Треслав прикоснулся к серому рукаву его пиджака. Мысль о чем-то последнем в жизни всегда находила у него сочувственный отклик.
— А это допускается?
— Раввинами, может, и не допускается. Но для меня это не имеет значения. Я считаю, что отмечать праздник можно в любое время, если чувствуешь в этом необходимость. Быть может, это и мой последний Седер.
Треслав предпочел не реагировать на эту ремарку.
— Я должен буду что-нибудь делать? — спросил он.
— Так, кое-что. Мы празднуем по ускоренной программе. Торопимся, пока теплится жизнь.
Таким образом, в то самое время, как древняя родственница клевала носом на своем последнем празднике, Треслав, тихо раскланявшись с другими гостями, стал участником первого Седера в своей жизни.

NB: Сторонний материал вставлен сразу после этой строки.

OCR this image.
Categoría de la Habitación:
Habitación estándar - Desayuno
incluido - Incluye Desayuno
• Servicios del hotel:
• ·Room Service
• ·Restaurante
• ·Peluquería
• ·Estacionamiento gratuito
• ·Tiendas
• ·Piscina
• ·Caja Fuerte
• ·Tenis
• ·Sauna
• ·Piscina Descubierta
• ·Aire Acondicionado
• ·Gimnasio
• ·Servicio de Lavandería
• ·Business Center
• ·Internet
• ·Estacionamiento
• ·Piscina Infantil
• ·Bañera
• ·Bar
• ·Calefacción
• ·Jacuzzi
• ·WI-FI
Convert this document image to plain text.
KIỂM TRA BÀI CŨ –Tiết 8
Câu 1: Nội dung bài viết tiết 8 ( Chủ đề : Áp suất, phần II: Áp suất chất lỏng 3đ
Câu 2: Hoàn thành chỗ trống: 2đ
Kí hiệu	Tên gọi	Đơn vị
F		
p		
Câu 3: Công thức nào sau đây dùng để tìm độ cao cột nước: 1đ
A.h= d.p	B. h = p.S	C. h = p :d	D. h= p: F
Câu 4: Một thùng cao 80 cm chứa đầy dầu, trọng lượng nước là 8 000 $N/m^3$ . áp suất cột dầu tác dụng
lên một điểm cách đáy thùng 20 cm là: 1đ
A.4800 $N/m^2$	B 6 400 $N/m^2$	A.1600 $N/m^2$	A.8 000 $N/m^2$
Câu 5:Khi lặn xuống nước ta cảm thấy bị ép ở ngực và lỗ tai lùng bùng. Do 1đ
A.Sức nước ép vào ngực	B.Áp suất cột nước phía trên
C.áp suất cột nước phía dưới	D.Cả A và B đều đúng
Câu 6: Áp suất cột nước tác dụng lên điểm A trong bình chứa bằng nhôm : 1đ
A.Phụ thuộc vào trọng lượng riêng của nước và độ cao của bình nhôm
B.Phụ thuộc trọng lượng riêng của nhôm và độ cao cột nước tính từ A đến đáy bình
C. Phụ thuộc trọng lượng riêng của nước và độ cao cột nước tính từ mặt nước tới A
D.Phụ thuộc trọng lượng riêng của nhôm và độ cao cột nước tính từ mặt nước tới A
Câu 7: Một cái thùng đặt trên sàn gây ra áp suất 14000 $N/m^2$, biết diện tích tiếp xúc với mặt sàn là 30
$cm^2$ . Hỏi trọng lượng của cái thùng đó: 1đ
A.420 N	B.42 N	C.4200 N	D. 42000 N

Он знал эту историю с детства — с тех пор, как в составе школьного хора исполнял ораторию Генделя «Израиль в Египте». Этот чересчур помпезный концерт был организован при активной поддержке отца Сэма Финклера, который подготовил сценические костюмы и вдобавок одарил каждого исполнителя упаковкой своих чудо-пилюль (и не важно, что костюмы представляли собой всего лишь примитивные балахоны, сшитые из простыней мамой Сэма, а от пилюль весь хор потом страдал поносом). Все, что Треслав когда-либо пел, прочно сохранялось в его памяти… Итак, новый фараон, не ценивший былые заслуги Иосифа, приказал своим надсмотрщикам взвалить на сынов Израиля непосильное бремя, и сыны Израиля начали под этим бременем тяжко стонать — ему особенно нравилось вместе с хором имитировать стоны сынов Израиля, — а потом Моисей с Аароном стали превращать воду в кровь, подкидывать лягушек в фараонову спальню, покрывать людей и скотов гнойными язвами, застилать все вокруг тьмой кромешной — «и руки могли ощутить эту тьму». В этом месте хористы закрывали глаза и вытягивали вперед руки, как бы пытаясь нащупать кромешную тьму. И Треслав по сей день мог ее нащупать, стоило только закрыть глаза. «Представляю, как рад был Египет избавиться от этих сынов Израиля, напустивших на страну такие ужасы», — думал он. Потом евреи всей толпой бежали из Египта, тут вроде бы и конец истории.
Однако была и вторая часть, в которой сыны Израиля все больше роптали да осыпали своего Бога упреками за то, что Он с ними сделал или, наоборот, не сделал.
— Выходит, ваш Бог покинул вас потому, что вы достали Его своим нытьем? — помнится, спросил он Финклера по окончании концерта.
— Наш Бог вовсе нас не покинул! — возмутился Финклер. — И нечего тут богохульствовать.
Эх, славные были деньки!
Наблюдая за тем, как гости вокруг него справа налево читают свои тексты, он вспомнил школьную похвальбу Финклера.
— Мы можем читать книгу с обоих концов, — сказал он Треславу.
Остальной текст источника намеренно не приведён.